It took me a while from hours of video and hundreds of photos but here is a short video to help better understand the processing of coffee on the farm in Tanzania. (The background music is sung by the Orera villagers where we also buy coffee!)
Transcript from Video
- Careful selection of each hand picked cherry helps define the crop quality.
- Bringing in the harvest. Pickers carry their cherries back to the farm to be processed.
- Back at the farm. Each picker lines up to get their cherries measured and processed.
- Bucket by bucket each day’s harvest is measured and recorded before the washing process begins. From the collection basin the cherries now pass to the pulper to remove the pulp from the fruit and get the beans (seeds) from within.

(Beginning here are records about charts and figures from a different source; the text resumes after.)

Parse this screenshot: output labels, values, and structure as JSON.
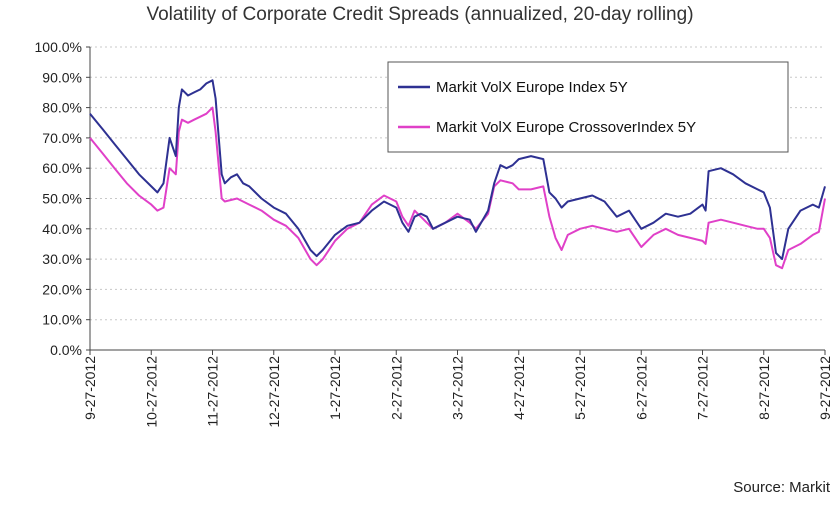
{
  "chart_data": {
    "type": "line",
    "title": "Volatility of Corporate Credit Spreads (annualized, 20-day rolling)",
    "xlabel": "",
    "ylabel": "",
    "ylim": [
      0,
      100
    ],
    "y_ticks": [
      "0.0%",
      "10.0%",
      "20.0%",
      "30.0%",
      "40.0%",
      "50.0%",
      "60.0%",
      "70.0%",
      "80.0%",
      "90.0%",
      "100.0%"
    ],
    "x_ticks": [
      "9-27-2012",
      "10-27-2012",
      "11-27-2012",
      "12-27-2012",
      "1-27-2012",
      "2-27-2012",
      "3-27-2012",
      "4-27-2012",
      "5-27-2012",
      "6-27-2012",
      "7-27-2012",
      "8-27-2012",
      "9-27-2012"
    ],
    "grid": true,
    "legend_position": "top-right",
    "series": [
      {
        "name": "Markit VolX Europe Index 5Y",
        "color": "#2e3192",
        "points": [
          [
            0,
            78
          ],
          [
            0.2,
            73
          ],
          [
            0.4,
            68
          ],
          [
            0.6,
            63
          ],
          [
            0.8,
            58
          ],
          [
            1.0,
            54
          ],
          [
            1.1,
            52
          ],
          [
            1.2,
            55
          ],
          [
            1.3,
            70
          ],
          [
            1.4,
            64
          ],
          [
            1.45,
            80
          ],
          [
            1.5,
            86
          ],
          [
            1.6,
            84
          ],
          [
            1.7,
            85
          ],
          [
            1.8,
            86
          ],
          [
            1.9,
            88
          ],
          [
            2.0,
            89
          ],
          [
            2.05,
            83
          ],
          [
            2.15,
            58
          ],
          [
            2.2,
            55
          ],
          [
            2.3,
            57
          ],
          [
            2.4,
            58
          ],
          [
            2.5,
            55
          ],
          [
            2.6,
            54
          ],
          [
            2.8,
            50
          ],
          [
            3.0,
            47
          ],
          [
            3.2,
            45
          ],
          [
            3.4,
            40
          ],
          [
            3.6,
            33
          ],
          [
            3.7,
            31
          ],
          [
            3.8,
            33
          ],
          [
            4.0,
            38
          ],
          [
            4.2,
            41
          ],
          [
            4.4,
            42
          ],
          [
            4.6,
            46
          ],
          [
            4.8,
            49
          ],
          [
            5.0,
            47
          ],
          [
            5.1,
            42
          ],
          [
            5.2,
            39
          ],
          [
            5.3,
            44
          ],
          [
            5.4,
            45
          ],
          [
            5.5,
            44
          ],
          [
            5.6,
            40
          ],
          [
            5.8,
            42
          ],
          [
            6.0,
            44
          ],
          [
            6.2,
            43
          ],
          [
            6.3,
            39
          ],
          [
            6.5,
            46
          ],
          [
            6.6,
            55
          ],
          [
            6.7,
            61
          ],
          [
            6.8,
            60
          ],
          [
            6.9,
            61
          ],
          [
            7.0,
            63
          ],
          [
            7.2,
            64
          ],
          [
            7.4,
            63
          ],
          [
            7.5,
            52
          ],
          [
            7.6,
            50
          ],
          [
            7.7,
            47
          ],
          [
            7.8,
            49
          ],
          [
            8.0,
            50
          ],
          [
            8.2,
            51
          ],
          [
            8.4,
            49
          ],
          [
            8.6,
            44
          ],
          [
            8.8,
            46
          ],
          [
            9.0,
            40
          ],
          [
            9.2,
            42
          ],
          [
            9.4,
            45
          ],
          [
            9.6,
            44
          ],
          [
            9.8,
            45
          ],
          [
            10.0,
            48
          ],
          [
            10.05,
            46
          ],
          [
            10.1,
            59
          ],
          [
            10.3,
            60
          ],
          [
            10.5,
            58
          ],
          [
            10.7,
            55
          ],
          [
            10.9,
            53
          ],
          [
            11.0,
            52
          ],
          [
            11.1,
            47
          ],
          [
            11.2,
            32
          ],
          [
            11.3,
            30
          ],
          [
            11.4,
            40
          ],
          [
            11.6,
            46
          ],
          [
            11.8,
            48
          ],
          [
            11.9,
            47
          ],
          [
            12.0,
            54
          ]
        ]
      },
      {
        "name": "Markit VolX Europe CrossoverIndex 5Y",
        "color": "#e040c8",
        "points": [
          [
            0,
            70
          ],
          [
            0.2,
            65
          ],
          [
            0.4,
            60
          ],
          [
            0.6,
            55
          ],
          [
            0.8,
            51
          ],
          [
            1.0,
            48
          ],
          [
            1.1,
            46
          ],
          [
            1.2,
            47
          ],
          [
            1.3,
            60
          ],
          [
            1.4,
            58
          ],
          [
            1.45,
            72
          ],
          [
            1.5,
            76
          ],
          [
            1.6,
            75
          ],
          [
            1.7,
            76
          ],
          [
            1.8,
            77
          ],
          [
            1.9,
            78
          ],
          [
            2.0,
            80
          ],
          [
            2.05,
            72
          ],
          [
            2.15,
            50
          ],
          [
            2.2,
            49
          ],
          [
            2.4,
            50
          ],
          [
            2.6,
            48
          ],
          [
            2.8,
            46
          ],
          [
            3.0,
            43
          ],
          [
            3.2,
            41
          ],
          [
            3.4,
            37
          ],
          [
            3.6,
            30
          ],
          [
            3.7,
            28
          ],
          [
            3.8,
            30
          ],
          [
            4.0,
            36
          ],
          [
            4.2,
            40
          ],
          [
            4.4,
            42
          ],
          [
            4.6,
            48
          ],
          [
            4.8,
            51
          ],
          [
            5.0,
            49
          ],
          [
            5.1,
            44
          ],
          [
            5.2,
            41
          ],
          [
            5.3,
            46
          ],
          [
            5.4,
            44
          ],
          [
            5.6,
            40
          ],
          [
            5.8,
            42
          ],
          [
            6.0,
            45
          ],
          [
            6.2,
            42
          ],
          [
            6.3,
            40
          ],
          [
            6.5,
            45
          ],
          [
            6.6,
            54
          ],
          [
            6.7,
            56
          ],
          [
            6.9,
            55
          ],
          [
            7.0,
            53
          ],
          [
            7.2,
            53
          ],
          [
            7.4,
            54
          ],
          [
            7.5,
            44
          ],
          [
            7.6,
            37
          ],
          [
            7.7,
            33
          ],
          [
            7.8,
            38
          ],
          [
            8.0,
            40
          ],
          [
            8.2,
            41
          ],
          [
            8.4,
            40
          ],
          [
            8.6,
            39
          ],
          [
            8.8,
            40
          ],
          [
            9.0,
            34
          ],
          [
            9.2,
            38
          ],
          [
            9.4,
            40
          ],
          [
            9.6,
            38
          ],
          [
            9.8,
            37
          ],
          [
            10.0,
            36
          ],
          [
            10.05,
            35
          ],
          [
            10.1,
            42
          ],
          [
            10.3,
            43
          ],
          [
            10.5,
            42
          ],
          [
            10.7,
            41
          ],
          [
            10.9,
            40
          ],
          [
            11.0,
            40
          ],
          [
            11.1,
            37
          ],
          [
            11.2,
            28
          ],
          [
            11.3,
            27
          ],
          [
            11.4,
            33
          ],
          [
            11.6,
            35
          ],
          [
            11.8,
            38
          ],
          [
            11.9,
            39
          ],
          [
            12.0,
            50
          ]
        ]
      }
    ]
  },
  "source_note": "Source: Markit"
}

- The pulper separates the pulp and directs it into a storage tank where it is later dried to make cascara (a tea-like drink). The coffee beans are directed into the washing channels for cleaning and to further sort quality.
- The coffee beans now rest in their own watery sugar solution to ferment until a second washing to further separate any remaining pulp.
- then it’s carried to the sorting racks to be hand-sorted for stones and defects and laid out to dry naturally in the African sun.
- Finally the beans are bagged and weighed before being sent to the mill to have their husk removed and be graded, and bagged for export.
Some additional footage of the farmers on the Machare farm recorded five years earlier.